🤖 AI Summary
This work investigates the capability of large language models (LLMs) to solve cryptic crossword puzzles, addressing two core challenges: single-clue interpretation and full-grid autocompletion. We propose an end-to-end, constraint-aware grid-solving framework: first, semantic and lexical constraints are extracted from clues via prompt engineering and structured parsing; second, a constraint-driven backtracking search algorithm refines LLM-generated candidate words to ensure grid-wide consistency, enabling interpretable and verifiable inference. To our knowledge, this is the first fully automated, human-intervention-free cryptic crossword solver. Evaluated on the New York Times cryptic crossword dataset, our method achieves 93% cell-level accuracy and improves puzzle-level success rate by 2–3× over prior state-of-the-art.
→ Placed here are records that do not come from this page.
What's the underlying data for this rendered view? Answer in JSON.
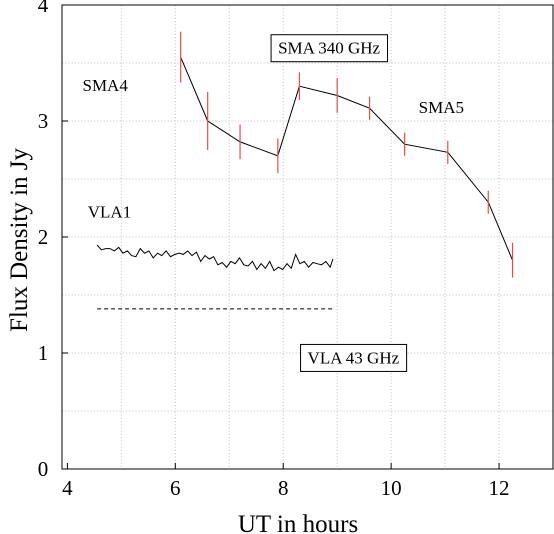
{
  "chart_data": {
    "type": "line",
    "xlabel": "UT in hours",
    "ylabel": "Flux Density in Jy",
    "xlim": [
      3.9,
      13.0
    ],
    "ylim": [
      0,
      4
    ],
    "xticks": [
      "4",
      "6",
      "8",
      "10",
      "12"
    ],
    "yticks": [
      "0",
      "1",
      "2",
      "3",
      "4"
    ],
    "grid": true,
    "grid_style": "dotted",
    "colors": {
      "line": "#000000",
      "errorbar": "#e0504a",
      "grid": "#c8c8c8"
    },
    "boxed_labels": [
      {
        "text": "SMA 340 GHz",
        "x": 8.85,
        "y": 3.58
      },
      {
        "text": "VLA  43 GHz",
        "x": 9.3,
        "y": 0.91
      }
    ],
    "annotations": [
      {
        "text": "SMA4",
        "x": 4.7,
        "y": 3.26
      },
      {
        "text": "SMA5",
        "x": 10.93,
        "y": 3.07
      },
      {
        "text": "VLA1",
        "x": 4.78,
        "y": 2.17
      }
    ],
    "series": [
      {
        "x": [
          6.1,
          6.6,
          7.2,
          7.9,
          8.3,
          9.0,
          9.6,
          10.25,
          11.05,
          11.8,
          12.25
        ],
        "values": [
          3.55,
          3.0,
          2.82,
          2.7,
          3.3,
          3.22,
          3.11,
          2.8,
          2.73,
          2.3,
          1.8
        ],
        "errors": [
          0.22,
          0.25,
          0.15,
          0.15,
          0.12,
          0.15,
          0.1,
          0.1,
          0.1,
          0.1,
          0.15
        ]
      },
      {
        "x": [
          4.55,
          4.63,
          4.71,
          4.79,
          4.87,
          4.95,
          5.03,
          5.11,
          5.19,
          5.27,
          5.35,
          5.43,
          5.51,
          5.59,
          5.67,
          5.75,
          5.83,
          5.91,
          5.99,
          6.07,
          6.15,
          6.23,
          6.31,
          6.39,
          6.47,
          6.55,
          6.63,
          6.71,
          6.79,
          6.87,
          6.95,
          7.03,
          7.11,
          7.19,
          7.27,
          7.35,
          7.43,
          7.51,
          7.59,
          7.67,
          7.75,
          7.83,
          7.91,
          7.99,
          8.07,
          8.15,
          8.23,
          8.31,
          8.39,
          8.47,
          8.55,
          8.63,
          8.71,
          8.79,
          8.87,
          8.92
        ],
        "values": [
          1.93,
          1.89,
          1.9,
          1.9,
          1.88,
          1.91,
          1.86,
          1.88,
          1.84,
          1.83,
          1.9,
          1.86,
          1.88,
          1.82,
          1.86,
          1.84,
          1.88,
          1.83,
          1.85,
          1.86,
          1.85,
          1.88,
          1.84,
          1.87,
          1.79,
          1.84,
          1.81,
          1.83,
          1.76,
          1.78,
          1.74,
          1.79,
          1.77,
          1.82,
          1.76,
          1.75,
          1.79,
          1.72,
          1.77,
          1.73,
          1.79,
          1.71,
          1.74,
          1.72,
          1.77,
          1.73,
          1.85,
          1.77,
          1.79,
          1.74,
          1.78,
          1.77,
          1.76,
          1.79,
          1.74,
          1.81
        ]
      },
      {
        "style": "dashed",
        "x": [
          4.55,
          8.92
        ],
        "values": [
          1.38,
          1.38
        ]
      }
    ]
  }
}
The framework establishes a novel paradigm for applying LLMs to structured reasoning and symbol-constrained combinatorial tasks.
📝 Abstract
Crosswords are a form of word puzzle that require a solver to demonstrate a high degree of proficiency in natural language understanding, wordplay, reasoning, and world knowledge, along with adherence to character and length constraints. In this paper we tackle the challenge of solving crosswords with large language models (LLMs). We demonstrate that the current generation of language models shows significant competence at deciphering cryptic crossword clues and outperforms previously reported state-of-the-art (SoTA) results by a factor of 2-3 in relevant benchmarks. We also develop a search algorithm that builds off this performance to tackle the problem of solving full crossword grids with out-of-the-box LLMs for the very first time, achieving an accuracy of 93% on New York Times crossword puzzles. Additionally, we demonstrate that LLMs generalize well and are capable of supporting answers with sound rationale.